Furthermore, financial traces contain one additional column that can be used to reidentify an individual: the price of a transaction. A piece of outside information, a spatiotemporal tuple can become a triple: space, time, and the approximate price of the transaction. The data set contains the exact price of each transaction, but we assume that we only observe an approximation of this price with a precision a we call price resolution. Prices are approximated by bins whose size is increasing; that is, the size of a bin containing low prices is smaller than the size of a bin containing high prices.
Despite technological and behavioral differences, we showed credit card records to be as reidentifiable as mobile phone data and their unicity to be robust to coarsening or noise. Like credit card and mobile phone metadata, Web browsing or transportation data sets are generated as side effects of human interaction with technology, are subjected to the same idiosyncrasies of human behavior, and are also sparse and high-dimensional (for example, in the number of Web sites one can visit or the number of possible entry-exit combinations of metro stations).
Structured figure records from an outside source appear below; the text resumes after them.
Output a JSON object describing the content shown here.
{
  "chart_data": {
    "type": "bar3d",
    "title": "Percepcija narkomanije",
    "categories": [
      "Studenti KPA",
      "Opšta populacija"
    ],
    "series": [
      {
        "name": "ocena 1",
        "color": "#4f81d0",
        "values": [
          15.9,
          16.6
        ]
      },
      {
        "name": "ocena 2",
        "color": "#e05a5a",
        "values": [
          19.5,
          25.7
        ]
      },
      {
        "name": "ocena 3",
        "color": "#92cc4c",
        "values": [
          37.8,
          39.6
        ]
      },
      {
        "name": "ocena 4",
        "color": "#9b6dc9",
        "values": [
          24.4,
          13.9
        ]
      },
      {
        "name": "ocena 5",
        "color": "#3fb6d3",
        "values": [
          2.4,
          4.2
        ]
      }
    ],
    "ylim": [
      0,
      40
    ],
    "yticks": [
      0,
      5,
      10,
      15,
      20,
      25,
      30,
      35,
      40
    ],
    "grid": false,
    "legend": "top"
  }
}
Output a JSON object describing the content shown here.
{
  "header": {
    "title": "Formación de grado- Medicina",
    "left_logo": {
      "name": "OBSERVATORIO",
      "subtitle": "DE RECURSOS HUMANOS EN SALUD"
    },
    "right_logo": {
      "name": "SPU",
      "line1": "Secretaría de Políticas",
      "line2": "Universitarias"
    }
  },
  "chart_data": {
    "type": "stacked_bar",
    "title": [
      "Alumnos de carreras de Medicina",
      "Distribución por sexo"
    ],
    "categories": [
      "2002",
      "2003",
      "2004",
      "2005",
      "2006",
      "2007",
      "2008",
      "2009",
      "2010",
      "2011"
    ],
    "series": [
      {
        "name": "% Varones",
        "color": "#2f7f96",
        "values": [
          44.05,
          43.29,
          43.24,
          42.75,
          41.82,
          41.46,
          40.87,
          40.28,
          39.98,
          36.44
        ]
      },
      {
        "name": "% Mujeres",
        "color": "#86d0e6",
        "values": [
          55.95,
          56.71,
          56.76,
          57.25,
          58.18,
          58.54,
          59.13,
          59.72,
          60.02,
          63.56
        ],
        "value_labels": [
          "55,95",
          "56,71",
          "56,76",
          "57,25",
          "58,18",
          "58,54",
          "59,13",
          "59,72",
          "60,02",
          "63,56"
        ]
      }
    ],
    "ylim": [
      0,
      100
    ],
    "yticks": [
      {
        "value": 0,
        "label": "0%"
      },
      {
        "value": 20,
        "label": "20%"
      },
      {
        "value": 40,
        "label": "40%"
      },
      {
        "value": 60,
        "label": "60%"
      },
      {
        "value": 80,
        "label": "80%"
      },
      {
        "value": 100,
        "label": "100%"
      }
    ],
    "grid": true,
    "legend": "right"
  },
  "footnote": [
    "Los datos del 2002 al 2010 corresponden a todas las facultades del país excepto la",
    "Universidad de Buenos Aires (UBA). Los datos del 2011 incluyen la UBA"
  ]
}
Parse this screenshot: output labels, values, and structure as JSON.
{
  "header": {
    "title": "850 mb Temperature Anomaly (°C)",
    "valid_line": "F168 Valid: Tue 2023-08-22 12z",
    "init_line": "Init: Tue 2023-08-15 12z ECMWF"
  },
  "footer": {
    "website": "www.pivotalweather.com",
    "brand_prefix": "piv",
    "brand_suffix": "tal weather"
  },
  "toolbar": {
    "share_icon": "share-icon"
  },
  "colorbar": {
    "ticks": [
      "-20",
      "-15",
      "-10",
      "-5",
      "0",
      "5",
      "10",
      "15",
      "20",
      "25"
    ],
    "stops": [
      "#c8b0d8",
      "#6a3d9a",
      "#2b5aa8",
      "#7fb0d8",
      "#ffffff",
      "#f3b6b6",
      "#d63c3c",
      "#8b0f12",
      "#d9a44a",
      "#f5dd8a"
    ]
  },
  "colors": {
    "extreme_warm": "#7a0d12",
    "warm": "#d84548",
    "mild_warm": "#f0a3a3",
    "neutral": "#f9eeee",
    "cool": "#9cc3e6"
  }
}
This means that these data can probably be relatively easily reidentified if released in a simply anonymized form and that they can probably not be anonymized by simply coarsening of the data.
Our results render the concept of PII, on which the applicability of U.S. and European Union (EU) privacy laws depend, inadequate for metadata data sets. On the one hand, the U.S. specific-types approach—for which the lack of names, home addresses, phone numbers, or other listed PII is enough to not be subject to privacy laws—is obviously not sufficient to protect the privacy of individuals in high-unicity metadata data sets. On the other hand, open-ended definitions expanding privacy laws to “any information concerning an identified or identifiable person” in the EU proposed data regulation or “[when the] re-identification to a particular person is not possible” for Deutsche Telekom are probably impossible to prove and could very strongly limit any sharing of the data.
From a technical perspective, our results emphasize the need to move, when possible, to more advanced and probably interactive individual or group privacy-conscientious technologies, as well as the need for more research in computational privacy. From a policy perspective, our findings highlight the need to reform our data protection mechanisms beyond PII and anonymity and toward a more quantitative assessment of the likelihood of reidentification. Finding the right balance between privacy and utility is absolutely crucial to realizing the great potential of metadata.